В своих «Литературных заметках» Сад без комментариев передает слова Марии-Антуанетты, произнесенные в тюрьме Консьержери: «Дикие звери, которые окружают меня, каждый день изобретают какое-нибудь унижение, добавляющее ужаса к моей судьбе; они дистиллируют капля за каплей и т. д.». Думали (Лели) 5 , будто Сад скопировал эти слова, потому что применил их к самому себе. Я же читаю эту цитату иначе: как пример языка жертвы: Антуанетта и Жюстина говорят одним и тем же языком, в одном и тот же стиле. Сад не комментирует ситуацию со свергнутой королевой; он не определяет жертву через практику, в которую она вовлечена («страдать», «претерпевать», «получать»); вещь поразительная, если подумать о расхожем определении садизма и о структурном определении персонажа: «роль» считается здесь пренебрежимой. Жертва — это не тот или та, кто страдает, но тот или та, кто пользуется определенным языком. В садовском романе — как и в романе Пруста — население разделяется на классы не в зависимости от практики, но в зависимости от языка, или, точнее говоря, в зависимости от языковой практики (неотделимой от всякой реальной практики): персонажи Сада — деятели языка. (Если бы кто-нибудь пожелал распространить это понятие на сам жанр романа, то понадобилось бы разработать прямо-таки новую нарративную грамматику: разве — в сравнении с эпопеей или со сказкой — роман не представляет собой тот новый тип повествования, в котором разделение труда — классовое разделение — увенчивается разделением языков?)

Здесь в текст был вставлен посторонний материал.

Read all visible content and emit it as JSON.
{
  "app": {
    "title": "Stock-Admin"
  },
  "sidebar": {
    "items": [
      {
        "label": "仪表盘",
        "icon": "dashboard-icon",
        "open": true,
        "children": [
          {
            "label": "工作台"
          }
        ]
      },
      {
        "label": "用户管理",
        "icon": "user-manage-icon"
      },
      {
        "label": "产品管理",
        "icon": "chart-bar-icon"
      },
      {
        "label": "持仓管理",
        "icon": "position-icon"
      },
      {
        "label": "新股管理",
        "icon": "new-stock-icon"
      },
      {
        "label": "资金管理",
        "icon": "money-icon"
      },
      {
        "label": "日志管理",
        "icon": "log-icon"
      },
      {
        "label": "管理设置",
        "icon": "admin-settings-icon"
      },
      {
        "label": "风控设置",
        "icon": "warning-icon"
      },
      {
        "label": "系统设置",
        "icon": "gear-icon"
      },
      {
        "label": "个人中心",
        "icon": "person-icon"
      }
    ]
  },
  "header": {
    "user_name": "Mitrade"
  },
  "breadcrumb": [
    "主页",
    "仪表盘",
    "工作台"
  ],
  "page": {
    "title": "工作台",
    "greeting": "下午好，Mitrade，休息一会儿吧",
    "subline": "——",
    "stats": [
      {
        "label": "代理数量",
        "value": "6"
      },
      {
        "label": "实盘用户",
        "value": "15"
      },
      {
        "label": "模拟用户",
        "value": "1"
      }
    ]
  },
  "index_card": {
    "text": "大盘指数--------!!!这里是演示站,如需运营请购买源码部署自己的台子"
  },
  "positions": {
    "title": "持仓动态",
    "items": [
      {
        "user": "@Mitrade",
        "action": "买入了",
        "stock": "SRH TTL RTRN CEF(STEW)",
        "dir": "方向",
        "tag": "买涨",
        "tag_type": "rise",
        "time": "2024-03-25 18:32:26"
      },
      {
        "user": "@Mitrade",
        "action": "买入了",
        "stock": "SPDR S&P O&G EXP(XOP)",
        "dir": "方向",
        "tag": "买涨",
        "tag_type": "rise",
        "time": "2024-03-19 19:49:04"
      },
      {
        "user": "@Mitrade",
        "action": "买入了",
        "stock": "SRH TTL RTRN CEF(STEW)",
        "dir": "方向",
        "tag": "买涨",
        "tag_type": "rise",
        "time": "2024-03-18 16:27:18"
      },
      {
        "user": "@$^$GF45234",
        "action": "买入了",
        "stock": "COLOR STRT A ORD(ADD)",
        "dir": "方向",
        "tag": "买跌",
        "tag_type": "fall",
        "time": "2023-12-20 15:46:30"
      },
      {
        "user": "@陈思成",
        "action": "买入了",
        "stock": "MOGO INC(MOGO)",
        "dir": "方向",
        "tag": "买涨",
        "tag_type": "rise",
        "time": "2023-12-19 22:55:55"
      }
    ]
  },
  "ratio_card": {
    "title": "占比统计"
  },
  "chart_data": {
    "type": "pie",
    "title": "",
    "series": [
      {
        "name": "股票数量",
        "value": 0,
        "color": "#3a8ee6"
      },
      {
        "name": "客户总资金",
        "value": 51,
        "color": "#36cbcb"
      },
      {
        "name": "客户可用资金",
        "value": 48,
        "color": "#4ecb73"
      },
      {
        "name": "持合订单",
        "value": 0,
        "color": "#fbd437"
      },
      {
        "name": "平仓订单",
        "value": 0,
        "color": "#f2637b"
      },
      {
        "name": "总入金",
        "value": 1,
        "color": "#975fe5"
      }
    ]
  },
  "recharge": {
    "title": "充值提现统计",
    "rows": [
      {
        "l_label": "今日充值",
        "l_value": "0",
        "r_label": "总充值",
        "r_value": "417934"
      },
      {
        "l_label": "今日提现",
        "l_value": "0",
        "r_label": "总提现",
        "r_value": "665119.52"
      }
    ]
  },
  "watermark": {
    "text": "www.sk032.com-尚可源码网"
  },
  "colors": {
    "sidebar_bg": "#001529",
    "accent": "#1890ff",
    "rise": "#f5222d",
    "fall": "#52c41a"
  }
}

Исповедь, религиозная церемония, которую Сад очень любит вставлять в свои оргии, не имеет в качестве единственной функции гнусное пародирование таинства покаяния или же иллюстрацию садической ситуации жертвы, вверяющей себя своему палачу; она вводит в сцену (эротический, боевой и театральный эпизод) двойственность смысла, но также и пространства. Как в средневековом спектакле, два места даны, чтобы прочитывать их в одно и то же время, то ли для того, чтобы либертен слышал и одновременно видел то, что разделено теологией, а именно — Душу и Плоть («Он хочет, чтобы его дочь пошла на исповедь к подкупленному им монаху… итак, он сразу и слышит исповедь своей дочери, и видит ее зад»), то ли для того, чтобы читатель, разместившийся перед исповедальней, как перед разделенной сценой, созерцал в одном из ее отделений коленопреклоненную Жюльетту, чистосердечно исповедующуюся с воздетыми горе очами, — a в другом отделении видел, как монах Северино выслушивает Жюльетту, держа на коленях полуголого любовника 6 . Так производится сложный и парадоксальный эстетический объект: звук и зрение объединены в зрелище (что банально), но разделены шлагбаумом исповедальни, классифицирующим законом (душа! тело), на котором основана трансгрессия: стереография полная.